"By opening its branches to the first head of AQIM, France 24 not only acts as a communication agency for these terrorists, worse it offers a space to legitimize terrorist actions and hate speech conveyed to satisfy the evil aims of this organization on Burkina Faso," said a statement signed by government spokesman Jean-Emmanuel Ouedraogo.

"The government has therefore decided responsibly, and in the name of the higher interest of the Nation, the suspension sine die of the broadcasting of France 24 programs throughout the national territory," the text continues.

On Monday morning, around 08:00 GMT, the channel's signal was not yet cut, according to AFP journalists in Ouagadougou.

On March 6, France 24 broadcast written answers from Abu Obeida Youssef al-Annabi, the head of AQIM, to about fifteen questions asked by the journalist of the French channel and specialist in jihadist issues, Wassim Nasr.

"The government is sorry to see that the leader of a terrorist organization like AQIM and recognized as such by the entire international community, can benefit from the editorial largesse of France 24 to speak at length on the channel," Monday's statement said.

A protester demands the departure of the French ambassador and French forces from Burkina Faso, in Ouagadougou, January 20, 2023 © OLYMPIA DE MAISMONT / AFP/Archives

In early December, the Ouagadougou authorities had already suspended the broadcasting of Radio France Internationale (RFI), the same group as France 24, France Médias Monde.

RFI was accused of having relayed "a message of intimidation" attributed to a "terrorist leader".

As in Mali

RFI and France 24 have also been suspended in Mali, also governed by a military junta, for a year.

Both media, which closely cover African news, are widely followed throughout French-speaking Africa.

"In the noble fight to liberate our country from the barbarity of terrorist hordes and armed bandits, the government warns that it will remain intransigent in defending the vital interests of our people against all those who would play megaphones in the amplification of terrorist actions and hate speech and division conveyed by these armed groups," said the Burkinabe government.

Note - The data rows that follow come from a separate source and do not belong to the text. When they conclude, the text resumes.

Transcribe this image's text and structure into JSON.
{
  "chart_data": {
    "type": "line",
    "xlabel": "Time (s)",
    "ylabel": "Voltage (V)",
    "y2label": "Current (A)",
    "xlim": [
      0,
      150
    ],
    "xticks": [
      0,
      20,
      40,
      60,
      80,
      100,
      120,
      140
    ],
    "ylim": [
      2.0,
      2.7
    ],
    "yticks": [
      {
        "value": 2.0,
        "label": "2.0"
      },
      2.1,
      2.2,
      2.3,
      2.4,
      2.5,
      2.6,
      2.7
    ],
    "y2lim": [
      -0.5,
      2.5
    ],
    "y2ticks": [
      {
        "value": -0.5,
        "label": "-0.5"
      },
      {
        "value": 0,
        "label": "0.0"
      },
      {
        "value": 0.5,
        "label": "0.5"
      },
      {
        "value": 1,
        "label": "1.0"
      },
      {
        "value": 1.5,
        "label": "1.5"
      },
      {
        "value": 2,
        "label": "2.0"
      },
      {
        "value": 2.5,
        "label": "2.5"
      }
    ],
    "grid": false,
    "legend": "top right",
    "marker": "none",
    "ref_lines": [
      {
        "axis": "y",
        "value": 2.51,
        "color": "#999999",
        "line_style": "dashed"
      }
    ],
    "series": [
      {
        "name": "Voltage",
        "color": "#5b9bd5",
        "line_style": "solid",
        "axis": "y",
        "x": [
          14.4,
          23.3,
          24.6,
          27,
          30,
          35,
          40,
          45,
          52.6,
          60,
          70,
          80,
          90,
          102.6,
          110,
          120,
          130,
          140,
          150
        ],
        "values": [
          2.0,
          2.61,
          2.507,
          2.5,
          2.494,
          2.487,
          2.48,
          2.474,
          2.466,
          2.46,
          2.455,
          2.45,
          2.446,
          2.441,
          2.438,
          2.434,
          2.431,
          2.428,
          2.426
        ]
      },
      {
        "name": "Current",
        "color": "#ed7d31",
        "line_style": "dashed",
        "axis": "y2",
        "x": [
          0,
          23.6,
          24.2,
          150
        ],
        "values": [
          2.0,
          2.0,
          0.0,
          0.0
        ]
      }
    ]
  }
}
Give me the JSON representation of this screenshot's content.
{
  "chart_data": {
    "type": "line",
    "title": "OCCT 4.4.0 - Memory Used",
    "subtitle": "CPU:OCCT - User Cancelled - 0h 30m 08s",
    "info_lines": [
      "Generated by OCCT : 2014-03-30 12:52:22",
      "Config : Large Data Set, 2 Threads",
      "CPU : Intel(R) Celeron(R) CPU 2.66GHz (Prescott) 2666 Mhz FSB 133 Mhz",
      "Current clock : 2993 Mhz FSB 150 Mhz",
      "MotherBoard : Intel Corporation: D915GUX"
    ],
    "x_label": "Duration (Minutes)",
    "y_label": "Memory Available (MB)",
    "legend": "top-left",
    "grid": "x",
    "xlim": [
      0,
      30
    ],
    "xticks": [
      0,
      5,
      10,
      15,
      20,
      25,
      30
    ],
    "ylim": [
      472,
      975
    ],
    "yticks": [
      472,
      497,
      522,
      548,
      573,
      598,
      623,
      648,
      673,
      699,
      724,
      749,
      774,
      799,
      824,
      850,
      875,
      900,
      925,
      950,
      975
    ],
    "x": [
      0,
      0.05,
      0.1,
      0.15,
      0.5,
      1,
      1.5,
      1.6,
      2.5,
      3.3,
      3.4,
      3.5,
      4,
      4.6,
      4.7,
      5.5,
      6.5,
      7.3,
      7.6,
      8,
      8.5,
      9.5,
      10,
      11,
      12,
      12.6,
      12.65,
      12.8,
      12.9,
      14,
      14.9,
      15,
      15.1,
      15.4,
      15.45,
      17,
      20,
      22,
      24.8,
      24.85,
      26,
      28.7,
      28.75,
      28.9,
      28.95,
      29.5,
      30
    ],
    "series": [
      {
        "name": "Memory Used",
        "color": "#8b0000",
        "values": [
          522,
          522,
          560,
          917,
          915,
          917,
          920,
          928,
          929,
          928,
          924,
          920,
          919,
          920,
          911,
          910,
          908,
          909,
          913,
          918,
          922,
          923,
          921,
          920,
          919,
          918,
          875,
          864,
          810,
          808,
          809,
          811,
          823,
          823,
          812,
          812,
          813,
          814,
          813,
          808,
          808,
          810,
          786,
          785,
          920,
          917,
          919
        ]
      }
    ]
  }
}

Since 2015, Burkina Faso has been caught in a spiral of violence perpetrated by jihadist groups linked to the Islamic State and Al-Qaeda, which has left a total of 10,000 dead - civilians and soldiers - according to NGOs, and some two million displaced.

Captain Ibrahim Traoré, who came to power in a coup six months ago, had expressed in February his "intact determination" to fight the jihadists, despite the multiplication of attacks.

Captain Ibrahim Traoré (c), head of Burkina Faso's ruling junta, in Ouagadougou, March 4, 2023 © OLYMPIA DE MAISMONT / AFP/Archives

Relations between France and Burkina Faso have deteriorated since Captain Traoré came to power.

In January, the Ouagadougou authorities demanded and secured the departure of the French Sabre force.

They had also asked for the departure of the France ambassador, Luc Hallade, who was recalled to Paris for "consultations" and who has still not been replaced.

Finally, in early March, Burkina denounced a military assistance agreement signed in 1961 with the France.